Stuppy likens the evolution of the seed to the emergence of hard-shell eggs in land animals. When animals lived only in the ocean, they generally released eggs and sperm to mingle in water, as fish still do today. A hard-shell egg allowed animals to reproduce and thrive far from water, in the much harsher environment of dry land. Likewise, as the world headed into a cooler, drier climate around 250 million years ago, the early seed-bearing plants had a distinct advantage over their simpler, spore-releasing relatives that then flourished in moist, warm swamps.

Seed-bearing plants also figured out better ways to get around. Some seeds sprout improbably elaborate barbs in order to snag a lift on passing animals. A significant number hitch a ride by growing a morsel called a elaiosome that entices ants to carry them off a few feet. Other seeds are textured or buoyant, so they can float away on wind or water.
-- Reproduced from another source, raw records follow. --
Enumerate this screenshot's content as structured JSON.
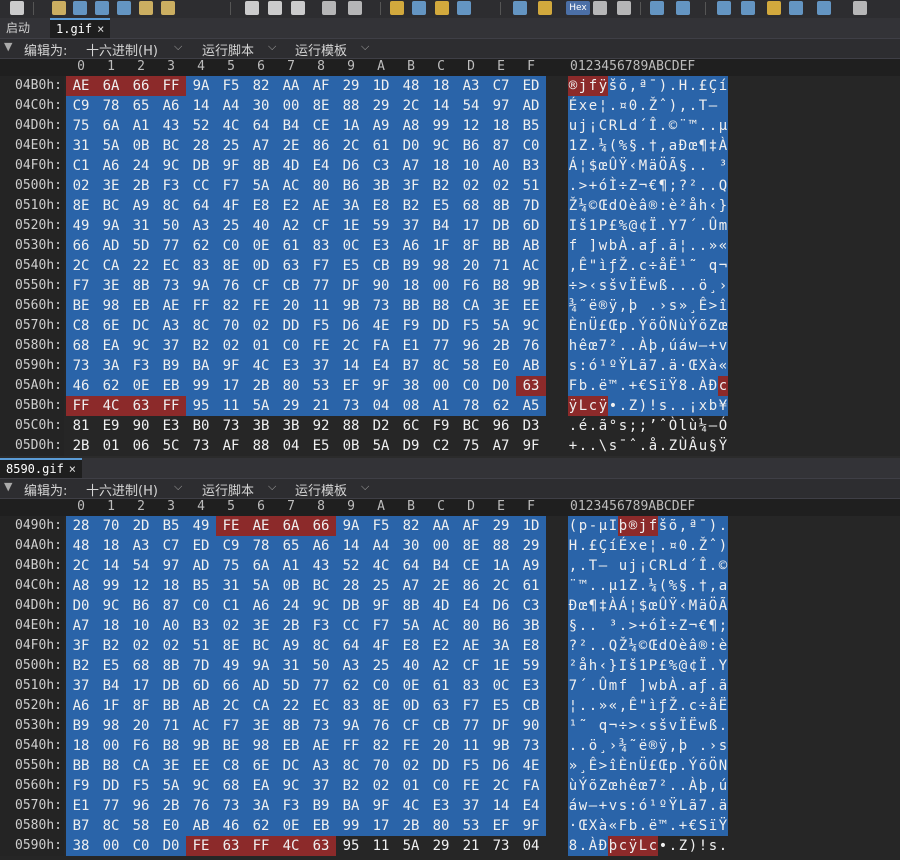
{
  "toolbar": {
    "icons": [
      "new-file-icon",
      "open-folder-icon",
      "save-icon",
      "save-as-icon",
      "save-all-icon",
      "folder-icon",
      "open-multiple-icon",
      "cut-icon",
      "copy-icon",
      "paste-icon",
      "undo-icon",
      "redo-icon",
      "find-icon",
      "replace-icon",
      "find-next-icon",
      "arrow-right-icon",
      "font-icon",
      "highlight-icon",
      "hex-icon",
      "word-wrap-icon",
      "paragraph-icon",
      "list-icon",
      "columns-icon",
      "calculator-icon",
      "settings-icon",
      "tools-icon",
      "chart-icon",
      "convert-icon",
      "expand-icon"
    ],
    "hex_label": "Hex"
  },
  "pane1": {
    "tabs": [
      {
        "label": "启动",
        "active": false
      },
      {
        "label": "1.gif",
        "active": true
      }
    ],
    "close_glyph": "×",
    "toolbar": {
      "edit_as": "编辑为:",
      "edit_mode": "十六进制(H)",
      "run_script": "运行脚本",
      "run_template": "运行模板"
    },
    "col_headers": [
      "0",
      "1",
      "2",
      "3",
      "4",
      "5",
      "6",
      "7",
      "8",
      "9",
      "A",
      "B",
      "C",
      "D",
      "E",
      "F"
    ],
    "ascii_header": "0123456789ABCDEF",
    "rows": [
      {
        "addr": "04B0h:",
        "bytes": [
          "AE",
          "6A",
          "66",
          "FF",
          "9A",
          "F5",
          "82",
          "AA",
          "AF",
          "29",
          "1D",
          "48",
          "18",
          "A3",
          "C7",
          "ED"
        ],
        "ascii": "®jfÿšõ‚ª¯).H.£Çí"
      },
      {
        "addr": "04C0h:",
        "bytes": [
          "C9",
          "78",
          "65",
          "A6",
          "14",
          "A4",
          "30",
          "00",
          "8E",
          "88",
          "29",
          "2C",
          "14",
          "54",
          "97",
          "AD"
        ],
        "ascii": "Éxe¦.¤0.Žˆ),.T—­"
      },
      {
        "addr": "04D0h:",
        "bytes": [
          "75",
          "6A",
          "A1",
          "43",
          "52",
          "4C",
          "64",
          "B4",
          "CE",
          "1A",
          "A9",
          "A8",
          "99",
          "12",
          "18",
          "B5"
        ],
        "ascii": "uj¡CRLd´Î.©¨™..µ"
      },
      {
        "addr": "04E0h:",
        "bytes": [
          "31",
          "5A",
          "0B",
          "BC",
          "28",
          "25",
          "A7",
          "2E",
          "86",
          "2C",
          "61",
          "D0",
          "9C",
          "B6",
          "87",
          "C0"
        ],
        "ascii": "1Z.¼(%§.†,aÐœ¶‡À"
      },
      {
        "addr": "04F0h:",
        "bytes": [
          "C1",
          "A6",
          "24",
          "9C",
          "DB",
          "9F",
          "8B",
          "4D",
          "E4",
          "D6",
          "C3",
          "A7",
          "18",
          "10",
          "A0",
          "B3"
        ],
        "ascii": "Á¦$œÛŸ‹MäÖÃ§.. ³"
      },
      {
        "addr": "0500h:",
        "bytes": [
          "02",
          "3E",
          "2B",
          "F3",
          "CC",
          "F7",
          "5A",
          "AC",
          "80",
          "B6",
          "3B",
          "3F",
          "B2",
          "02",
          "02",
          "51"
        ],
        "ascii": ".>+óÌ÷Z¬€¶;?²..Q"
      },
      {
        "addr": "0510h:",
        "bytes": [
          "8E",
          "BC",
          "A9",
          "8C",
          "64",
          "4F",
          "E8",
          "E2",
          "AE",
          "3A",
          "E8",
          "B2",
          "E5",
          "68",
          "8B",
          "7D"
        ],
        "ascii": "Ž¼©ŒdOèâ®:è²åh‹}"
      },
      {
        "addr": "0520h:",
        "bytes": [
          "49",
          "9A",
          "31",
          "50",
          "A3",
          "25",
          "40",
          "A2",
          "CF",
          "1E",
          "59",
          "37",
          "B4",
          "17",
          "DB",
          "6D"
        ],
        "ascii": "Iš1P£%@¢Ï.Y7´.Ûm"
      },
      {
        "addr": "0530h:",
        "bytes": [
          "66",
          "AD",
          "5D",
          "77",
          "62",
          "C0",
          "0E",
          "61",
          "83",
          "0C",
          "E3",
          "A6",
          "1F",
          "8F",
          "BB",
          "AB"
        ],
        "ascii": "f­]wbÀ.aƒ.ã¦..»«"
      },
      {
        "addr": "0540h:",
        "bytes": [
          "2C",
          "CA",
          "22",
          "EC",
          "83",
          "8E",
          "0D",
          "63",
          "F7",
          "E5",
          "CB",
          "B9",
          "98",
          "20",
          "71",
          "AC"
        ],
        "ascii": ",Ê\"ìƒŽ.c÷åË¹˜ q¬"
      },
      {
        "addr": "0550h:",
        "bytes": [
          "F7",
          "3E",
          "8B",
          "73",
          "9A",
          "76",
          "CF",
          "CB",
          "77",
          "DF",
          "90",
          "18",
          "00",
          "F6",
          "B8",
          "9B"
        ],
        "ascii": "÷>‹sšvÏËwß...ö¸›"
      },
      {
        "addr": "0560h:",
        "bytes": [
          "BE",
          "98",
          "EB",
          "AE",
          "FF",
          "82",
          "FE",
          "20",
          "11",
          "9B",
          "73",
          "BB",
          "B8",
          "CA",
          "3E",
          "EE"
        ],
        "ascii": "¾˜ë®ÿ‚þ .›s»¸Ê>î"
      },
      {
        "addr": "0570h:",
        "bytes": [
          "C8",
          "6E",
          "DC",
          "A3",
          "8C",
          "70",
          "02",
          "DD",
          "F5",
          "D6",
          "4E",
          "F9",
          "DD",
          "F5",
          "5A",
          "9C"
        ],
        "ascii": "ÈnÜ£Œp.ÝõÖNùÝõZœ"
      },
      {
        "addr": "0580h:",
        "bytes": [
          "68",
          "EA",
          "9C",
          "37",
          "B2",
          "02",
          "01",
          "C0",
          "FE",
          "2C",
          "FA",
          "E1",
          "77",
          "96",
          "2B",
          "76"
        ],
        "ascii": "hêœ7²..Àþ,úáw–+v"
      },
      {
        "addr": "0590h:",
        "bytes": [
          "73",
          "3A",
          "F3",
          "B9",
          "BA",
          "9F",
          "4C",
          "E3",
          "37",
          "14",
          "E4",
          "B7",
          "8C",
          "58",
          "E0",
          "AB"
        ],
        "ascii": "s:ó¹ºŸLã7.ä·ŒXà«"
      },
      {
        "addr": "05A0h:",
        "bytes": [
          "46",
          "62",
          "0E",
          "EB",
          "99",
          "17",
          "2B",
          "80",
          "53",
          "EF",
          "9F",
          "38",
          "00",
          "C0",
          "D0",
          "63"
        ],
        "ascii": "Fb.ë™.+€SïŸ8.ÀÐc"
      },
      {
        "addr": "05B0h:",
        "bytes": [
          "FF",
          "4C",
          "63",
          "FF",
          "95",
          "11",
          "5A",
          "29",
          "21",
          "73",
          "04",
          "08",
          "A1",
          "78",
          "62",
          "A5"
        ],
        "ascii": "ÿLcÿ•.Z)!s..¡xb¥"
      },
      {
        "addr": "05C0h:",
        "bytes": [
          "81",
          "E9",
          "90",
          "E3",
          "B0",
          "73",
          "3B",
          "3B",
          "92",
          "88",
          "D2",
          "6C",
          "F9",
          "BC",
          "96",
          "D3"
        ],
        "ascii": ".é.ã°s;;’ˆÒlù¼–Ó"
      },
      {
        "addr": "05D0h:",
        "bytes": [
          "2B",
          "01",
          "06",
          "5C",
          "73",
          "AF",
          "88",
          "04",
          "E5",
          "0B",
          "5A",
          "D9",
          "C2",
          "75",
          "A7",
          "9F"
        ],
        "ascii": "+..\\s¯ˆ.å.ZÙÂu§Ÿ"
      }
    ]
  },
  "pane2": {
    "tabs": [
      {
        "label": "8590.gif",
        "active": true
      }
    ],
    "close_glyph": "×",
    "toolbar": {
      "edit_as": "编辑为:",
      "edit_mode": "十六进制(H)",
      "run_script": "运行脚本",
      "run_template": "运行模板"
    },
    "col_headers": [
      "0",
      "1",
      "2",
      "3",
      "4",
      "5",
      "6",
      "7",
      "8",
      "9",
      "A",
      "B",
      "C",
      "D",
      "E",
      "F"
    ],
    "ascii_header": "0123456789ABCDEF",
    "rows": [
      {
        "addr": "0490h:",
        "bytes": [
          "28",
          "70",
          "2D",
          "B5",
          "49",
          "FE",
          "AE",
          "6A",
          "66",
          "9A",
          "F5",
          "82",
          "AA",
          "AF",
          "29",
          "1D"
        ],
        "ascii": "(p-µIþ®jfšõ‚ª¯)."
      },
      {
        "addr": "04A0h:",
        "bytes": [
          "48",
          "18",
          "A3",
          "C7",
          "ED",
          "C9",
          "78",
          "65",
          "A6",
          "14",
          "A4",
          "30",
          "00",
          "8E",
          "88",
          "29"
        ],
        "ascii": "H.£ÇíÉxe¦.¤0.Žˆ)"
      },
      {
        "addr": "04B0h:",
        "bytes": [
          "2C",
          "14",
          "54",
          "97",
          "AD",
          "75",
          "6A",
          "A1",
          "43",
          "52",
          "4C",
          "64",
          "B4",
          "CE",
          "1A",
          "A9"
        ],
        "ascii": ",.T—­uj¡CRLd´Î.©"
      },
      {
        "addr": "04C0h:",
        "bytes": [
          "A8",
          "99",
          "12",
          "18",
          "B5",
          "31",
          "5A",
          "0B",
          "BC",
          "28",
          "25",
          "A7",
          "2E",
          "86",
          "2C",
          "61"
        ],
        "ascii": "¨™..µ1Z.¼(%§.†,a"
      },
      {
        "addr": "04D0h:",
        "bytes": [
          "D0",
          "9C",
          "B6",
          "87",
          "C0",
          "C1",
          "A6",
          "24",
          "9C",
          "DB",
          "9F",
          "8B",
          "4D",
          "E4",
          "D6",
          "C3"
        ],
        "ascii": "Ðœ¶‡ÀÁ¦$œÛŸ‹MäÖÃ"
      },
      {
        "addr": "04E0h:",
        "bytes": [
          "A7",
          "18",
          "10",
          "A0",
          "B3",
          "02",
          "3E",
          "2B",
          "F3",
          "CC",
          "F7",
          "5A",
          "AC",
          "80",
          "B6",
          "3B"
        ],
        "ascii": "§.. ³.>+óÌ÷Z¬€¶;"
      },
      {
        "addr": "04F0h:",
        "bytes": [
          "3F",
          "B2",
          "02",
          "02",
          "51",
          "8E",
          "BC",
          "A9",
          "8C",
          "64",
          "4F",
          "E8",
          "E2",
          "AE",
          "3A",
          "E8"
        ],
        "ascii": "?²..QŽ¼©ŒdOèâ®:è"
      },
      {
        "addr": "0500h:",
        "bytes": [
          "B2",
          "E5",
          "68",
          "8B",
          "7D",
          "49",
          "9A",
          "31",
          "50",
          "A3",
          "25",
          "40",
          "A2",
          "CF",
          "1E",
          "59"
        ],
        "ascii": "²åh‹}Iš1P£%@¢Ï.Y"
      },
      {
        "addr": "0510h:",
        "bytes": [
          "37",
          "B4",
          "17",
          "DB",
          "6D",
          "66",
          "AD",
          "5D",
          "77",
          "62",
          "C0",
          "0E",
          "61",
          "83",
          "0C",
          "E3"
        ],
        "ascii": "7´.Ûmf­]wbÀ.aƒ.ã"
      },
      {
        "addr": "0520h:",
        "bytes": [
          "A6",
          "1F",
          "8F",
          "BB",
          "AB",
          "2C",
          "CA",
          "22",
          "EC",
          "83",
          "8E",
          "0D",
          "63",
          "F7",
          "E5",
          "CB"
        ],
        "ascii": "¦..»«,Ê\"ìƒŽ.c÷åË"
      },
      {
        "addr": "0530h:",
        "bytes": [
          "B9",
          "98",
          "20",
          "71",
          "AC",
          "F7",
          "3E",
          "8B",
          "73",
          "9A",
          "76",
          "CF",
          "CB",
          "77",
          "DF",
          "90"
        ],
        "ascii": "¹˜ q¬÷>‹sšvÏËwß."
      },
      {
        "addr": "0540h:",
        "bytes": [
          "18",
          "00",
          "F6",
          "B8",
          "9B",
          "BE",
          "98",
          "EB",
          "AE",
          "FF",
          "82",
          "FE",
          "20",
          "11",
          "9B",
          "73"
        ],
        "ascii": "..ö¸›¾˜ë®ÿ‚þ .›s"
      },
      {
        "addr": "0550h:",
        "bytes": [
          "BB",
          "B8",
          "CA",
          "3E",
          "EE",
          "C8",
          "6E",
          "DC",
          "A3",
          "8C",
          "70",
          "02",
          "DD",
          "F5",
          "D6",
          "4E"
        ],
        "ascii": "»¸Ê>îÈnÜ£Œp.ÝõÖN"
      },
      {
        "addr": "0560h:",
        "bytes": [
          "F9",
          "DD",
          "F5",
          "5A",
          "9C",
          "68",
          "EA",
          "9C",
          "37",
          "B2",
          "02",
          "01",
          "C0",
          "FE",
          "2C",
          "FA"
        ],
        "ascii": "ùÝõZœhêœ7²..Àþ,ú"
      },
      {
        "addr": "0570h:",
        "bytes": [
          "E1",
          "77",
          "96",
          "2B",
          "76",
          "73",
          "3A",
          "F3",
          "B9",
          "BA",
          "9F",
          "4C",
          "E3",
          "37",
          "14",
          "E4"
        ],
        "ascii": "áw–+vs:ó¹ºŸLã7.ä"
      },
      {
        "addr": "0580h:",
        "bytes": [
          "B7",
          "8C",
          "58",
          "E0",
          "AB",
          "46",
          "62",
          "0E",
          "EB",
          "99",
          "17",
          "2B",
          "80",
          "53",
          "EF",
          "9F"
        ],
        "ascii": "·ŒXà«Fb.ë™.+€SïŸ"
      },
      {
        "addr": "0590h:",
        "bytes": [
          "38",
          "00",
          "C0",
          "D0",
          "FE",
          "63",
          "FF",
          "4C",
          "63",
          "95",
          "11",
          "5A",
          "29",
          "21",
          "73",
          "04"
        ],
        "ascii": "8.ÀÐþcÿLc•.Z)!s."
      }
    ]
  },
  "colors": {
    "selection": "#2a64a9",
    "highlight": "#8c2a2a",
    "background": "#262626"
  }
}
The human appetite for seeds has resulted in new forms of dispersal as well. Thousands of years ago, people began collecting and cultivating nutrient-rich seeds, like corn, lentils, and oats, for food. Modern farming has singled out certain seeds and made their plants fantastically successful; witness the acres of Triticum aestivum—ordinary wheat—lined up in neat rows across the plains of the United States. Meanwhile, botanists like Stuppy put a new spin on the tradition of seed collecting at the Kew gardens' Millennium Seed Bank, an international repository for plant species threatened with extinction in the wild.

Along with a loss of diversity, each vanished plant will take with it one more clue about how seeds work: "Their method of sexual reproduction is so sophisticated that, even today," Stuppy writes, "scientists do not fully understand why they do it in the way they do."